The scheme puts pressure on Hong Kong’s transportation and public spaces, but people often do not distinguish between immigrants and visitors and stigmatise them as one group of Mainlanders, adds Choi.

According to the Security Bureau, there have been around 212.6 million visits under the individual visit scheme since it started in 2003, with an average of more than 27 million visits each year in the past four years. Around 879,000 people from the Mainland came to join their families between 1997 and 2015. Meanwhile, more than 202,000 children who were born in Hong Kong to non-Hong Kong parents between 2001 and 2012, automatically got residency rights.

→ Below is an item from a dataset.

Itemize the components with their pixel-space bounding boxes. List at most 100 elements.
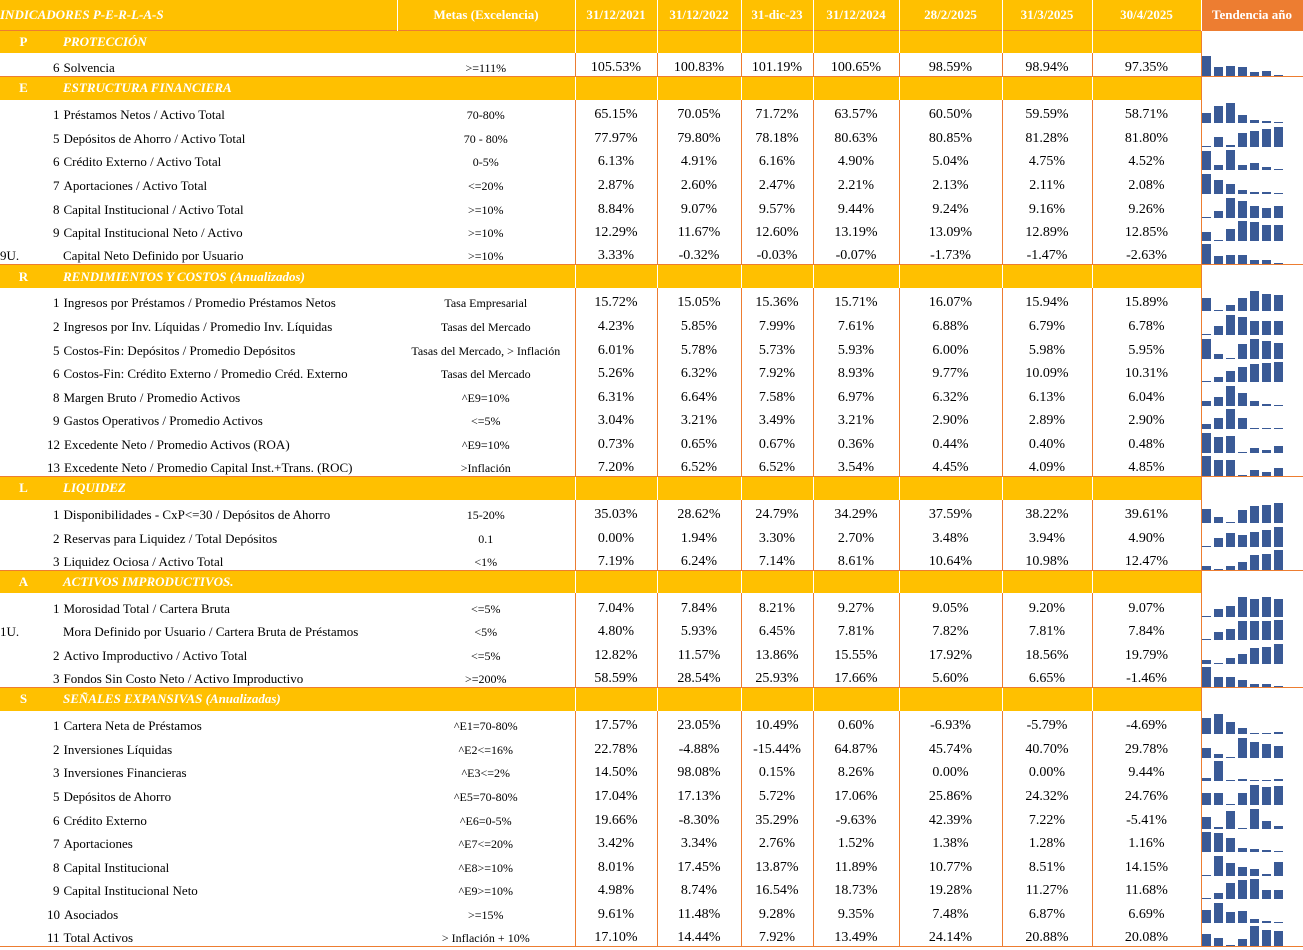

While some Hong Kong people may dislike new immigrants because they think they drain public resources, others see them as an impediment to Hong Kong’s democratic development because they are more likely to support pro-Beijing political parties.

Ma Ngok, a professor from the Department of Government and Public Administration at CUHK, co-authored a study on mainland migrants and democratisation in 2016. It found mainland migrants are more likely to vote for pro-establishment candidates and support conservative governance. Ma explains that most mainland migrants come to Hong Kong for economic reasons rather than to pursue freedom and democracy. He says they do not identify with democracy, and pro-establishment parties have more resources and money to win their support. Ma adds this is likely to change if they are gradually socialised by Hong Kong but the pace of socialisation is slow.

But CUHK sociologist Susanne Choi disagrees. “Most migrants are not supporters of pro-establishment camps. They don’t know their political stances. They know nothing about Hong Kong’s political environment,” Choi says.

She says her research shows that 13 per cent of immigrants are pro-establishment, 18 per cent of them are pro-democracy and more than 50 per cent are politically neutral. She says it is for the pro-democracy parties to try to win their support.

Former abode seeker Yu Xiaoqing says new immigrants can also support democracy, but “the real democracy is not only about voting, but also about whether we know how to include all people in the agenda of democracy”.